You have za’atar, which is sort of the Arabian Gulf blend, which is a very complicated, complex blend, but not as complex as ras el hanout. You have garam masala, which is used in India and Pakistan, and actually, most of these are made in homes. In Lebanon and Syria, you have the seven spice mixture that is more bought then made at home… In Tunisia it's very simple because it's called baharat, which means spices, but it's cinnamon and dried rose petals ground together. [Spice blends] are essential. No home would be without one. They will buy the whole spices, wash them, dry them, and then grind them, usually ahead of Ramadan so that they have a fresh stock for Ramadan. Then they put the rest in the freezer for the rest of the year.

#MilkStreetTipBuy spices whole, in bulk. Grind some for immediate use and freeze the rest for later. 

On Camel Meat

It's a bit tough. Even for the baby camel, it would be a little bit stringy and maybe a touch gamier than beef or lamb.

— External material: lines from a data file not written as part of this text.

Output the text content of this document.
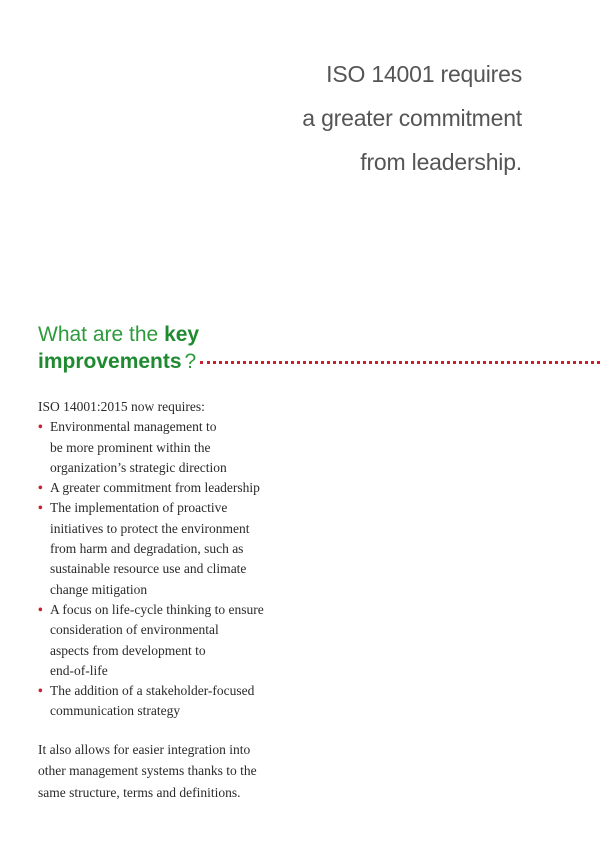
ISO 14001 requires
a greater commitment
from leadership.
What are the key
improvements ?

ISO 14001:2015 now requires:

• Environmental management to
be more prominent within the
organization’s strategic direction
• A greater commitment from leadership
• The implementation of proactive
initiatives to protect the environment
from harm and degradation, such as
sustainable resource use and climate
change mitigation
• A focus on life-cycle thinking to ensure
consideration of environmental
aspects from development to
end-of-life
• The addition of a stakeholder-focused
communication strategy

It also allows for easier integration into
other management systems thanks to the
same structure, terms and definitions.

For me, it's like eating some meat that is a cross between lamb and beef. It's not as rich and as moist as lamb and it's not as dense as beef. But the most important things is that it’s a relatively tough meat.

On Falafel

If you're whizzing the raw pulses in a food processor, you get a mushy paste that's very difficult to kind of fluff up as you fry it. Whereas if you grind it, you get these tiny little pellets off the legumes. The cohesion of the paste is not the same. And also people add bicarbonate—baking soda—to the mixture just before frying so that they puff up a little bit. So as the falafels fry, instead of having a dense paste that doesn't move and puff up as much, you have this kind of slight eruption in the hot oil, and it's very fluffy inside. 

On Weeknight Meals 

It depends where I am and on the season, but let's say it’s the summer: I would buy beautiful vegetables. I would make a baba ganoush, for instance, by roasting aubergines (eggplant) and mashing them and mixing them with tahini and lemon juice, and maybe I'll make green beans in a tomato sauce. If I buy fish, I would grill it. It really depends on the season and where I am. But normally, day to day, I would cook very simply and very seasonally.

On Writing Cookbooks

It is more to preserve culinary traditions. That's how I started with my Lebanese cookbook—by wanting to write down my mother's recipes before she died. That was a long time ago and thank god she hasn't died yet, but also to have a cookbook that would be useful to all those young Lebanese people who were displaced by the civil war. And from that first book, I've been more interested in recording traditional recipes and preserving them for future generations—culinary lore and history. That's the purpose of my writing these books. With [“Feast: Food of the Islamic World”], it was also a kind of political act to counteract all this negative attitude to Islam and Muslim people.